这个可以在 web 控制台的 config 路由看到完整的配置文件:

而 prometheus 的所有的监控策略都是在这个配置文件上配置的，可以说非常的简单和粗暴

接下来我们就看看上面的配置都是啥意思，首先找到官方的说明文档: configuration

因为我们安装的 2.40.1 是当前的最新版本，所以直接看最新版本的文档即可

如果要真的了解配置具体信息的话，因为他的配置其实非常的丰富和多样，每一个小节点都有自己的配置项，直接去官方文档看最快，这边只是简单针对一些小节点做一下描述，以及最常用的节点监控的参数 (scrape_configs) 和全局参数 (global) 进行说明

首先所有的小节点如下:

global:
  # 默认抓取目标的频率, 默认一分钟，可以后面具体监控的时候再单独指定来覆盖这个全局配置
  [ scrape_interval: <duration> | default = 1m ]
  
  # 抓取请求超时，默认 10s 没有响应就算超时，可以后面具体监控的时候再单独指定来覆盖这个全局配置
  [ scrape_timeout: <duration> | default = 10s ]
  
  # 评估规则的频率，也是默认一分钟
  [ evaluation_interval: <duration> | default = 1m ]

  # 外部系统的扩展标签，包含远程存储或者警报
  # 外部系统（联合、远程存储、Alertmanager）
  external_labels:
    [ <labelname>: <labelvalue> ... ]
  
  # PromQL 查询记录到的文件
  # 重新加载配置将重新打开文件
  [ query_log_file: <string> ]

# 规则文件(一个 glob 列表). 相应规则和报警都会从里面读取
rule_files:
  [ - <filepath_glob> ... ]

# 抓取配置列表
scrape_configs:
  [ - <scrape_config> ... ]

# Alerting 指定与 Alertmanager 相关的设置
alerting:
  alert_relabel_configs:
    [ - <relabel_config> ... ]
  alertmanagers:
    [ - <alertmanager_config> ... ]

# 与远程写入功能相关的设置
remote_write:
  [ - <remote_write> ... ]

# 与远程读取功能相关的设置
remote_read:
  [ - <remote_read> ... ]

# 运行时可重新加载的存储相关设置
storage:
  [ tsdb: <tsdb> ]
  [ exemplars: <exemplars> ]

# 配置导出跟踪
tracing:
  [ <tracing_config> ]

接下来就是具体抓取的配置了，也就是 scrape_configs 的这个配置节，因为配置项比较多，所以单独拉出来。

scrape_config 部分指定了一组目标和描述如何抓取它们的参数。
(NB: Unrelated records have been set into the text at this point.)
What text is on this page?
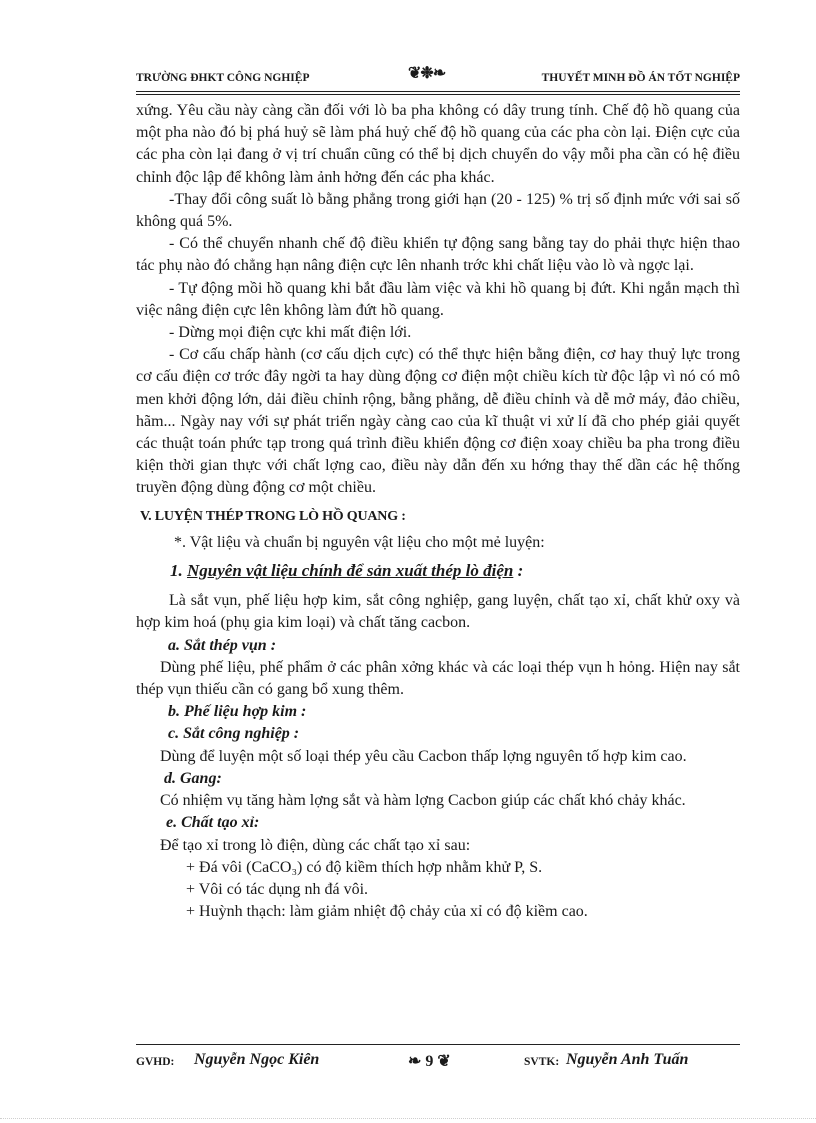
TRƯỜNG ĐHKT CÔNG NGHIỆP	❦❉❧	THUYẾT MINH ĐỒ ÁN TỐT NGHIỆP

xứng. Yêu cầu này càng cần đối với lò ba pha không có dây trung tính. Chế độ hồ quang của một pha nào đó bị phá huỷ sẽ làm phá huỷ chế độ hồ quang của các pha còn lại. Điện cực của các pha còn lại đang ở vị trí chuẩn cũng có thể bị dịch chuyển do vậy mỗi pha cần có hệ điều chỉnh độc lập để không làm ảnh hởng đến các pha khác.

-Thay đổi công suất lò bằng phẳng trong giới hạn (20 - 125) % trị số định mức với sai số không quá 5%.

- Có thể chuyển nhanh chế độ điều khiển tự động sang bằng tay do phải thực hiện thao tác phụ nào đó chẳng hạn nâng điện cực lên nhanh trớc khi chất liệu vào lò và ngợc lại.

- Tự động mồi hồ quang khi bắt đầu làm việc và khi hồ quang bị đứt. Khi ngắn mạch thì việc nâng điện cực lên không làm đứt hồ quang.

- Dừng mọi điện cực khi mất điện lới.

- Cơ cấu chấp hành (cơ cấu dịch cực) có thể thực hiện bằng điện, cơ hay thuỷ lực trong cơ cấu điện cơ trớc đây ngời ta hay dùng động cơ điện một chiều kích từ độc lập vì nó có mô men khởi động lớn, dải điều chỉnh rộng, bằng phẳng, dễ điều chỉnh và dễ mở máy, đảo chiều, hãm... Ngày nay với sự phát triển ngày càng cao của kĩ thuật vi xử lí đã cho phép giải quyết các thuật toán phức tạp trong quá trình điều khiển động cơ điện xoay chiều ba pha trong điều kiện thời gian thực với chất lợng cao, điều này dẫn đến xu hớng thay thế dần các hệ thống truyền động dùng động cơ một chiều.

V. LUYỆN THÉP TRONG LÒ HỒ QUANG :

*. Vật liệu và chuẩn bị nguyên vật liệu cho một mẻ luyện:

1. Nguyên vật liệu chính để sản xuất thép lò điện :

Là sắt vụn, phế liệu hợp kim, sắt công nghiệp, gang luyện, chất tạo xỉ, chất khử oxy và hợp kim hoá (phụ gia kim loại) và chất tăng cacbon.

a. Sắt thép vụn :

Dùng phế liệu, phế phẩm ở các phân xởng khác và các loại thép vụn h hỏng. Hiện nay sắt thép vụn thiếu cần có gang bổ xung thêm.

b. Phế liệu hợp kim :

c. Sắt công nghiệp :

Dùng để luyện một số loại thép yêu cầu Cacbon thấp lợng nguyên tố hợp kim cao.

d. Gang:

Có nhiệm vụ tăng hàm lợng sắt và hàm lợng Cacbon giúp các chất khó chảy khác.

e. Chất tạo xỉ:

Để tạo xỉ trong lò điện, dùng các chất tạo xỉ sau:

+ Đá vôi (CaCO₃) có độ kiềm thích hợp nhằm khử P, S.

+ Vôi có tác dụng nh đá vôi.

+ Huỳnh thạch: làm giảm nhiệt độ chảy của xỉ có độ kiềm cao.

GVHD: Nguyễn Ngọc Kiên	❧ 9 ❦	SVTK: Nguyễn Anh Tuấn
在一般情况下，一个抓取配置指定一个作业。在高级配置中，这可能会改变。可以通过 static_configs 参数静态配置目标，也可以使用支持的服务发现机制之一动态发现目标。

此外，relabel_configs 允许在抓取之前对任何目标及其标签进行高级修改。

relabel 是功能强大的工具，可以在 target 被抓取之前动态重写目标的标签集, 每个 scrape 可以配置多个 relabel ，对不同的标签进行不同的操作, 后面会单独开一个篇章来讲一下这个 relabel 的机制

而 scrape_configs 这个配置节，其实就是一组的 job 的配置，所以我们只需要看 job 的配置参数即可:

# 作业名称
job_name: <job_name>

# 抓取频率，如果没有单独设置就走全局配置
[ scrape_interval: <duration> | default = <global_config.scrape_interval> ]

# 超时设置，如果没有单独设置就走全局配置
[ scrape_timeout: <duration> | default = <global_config.scrape_timeout> ]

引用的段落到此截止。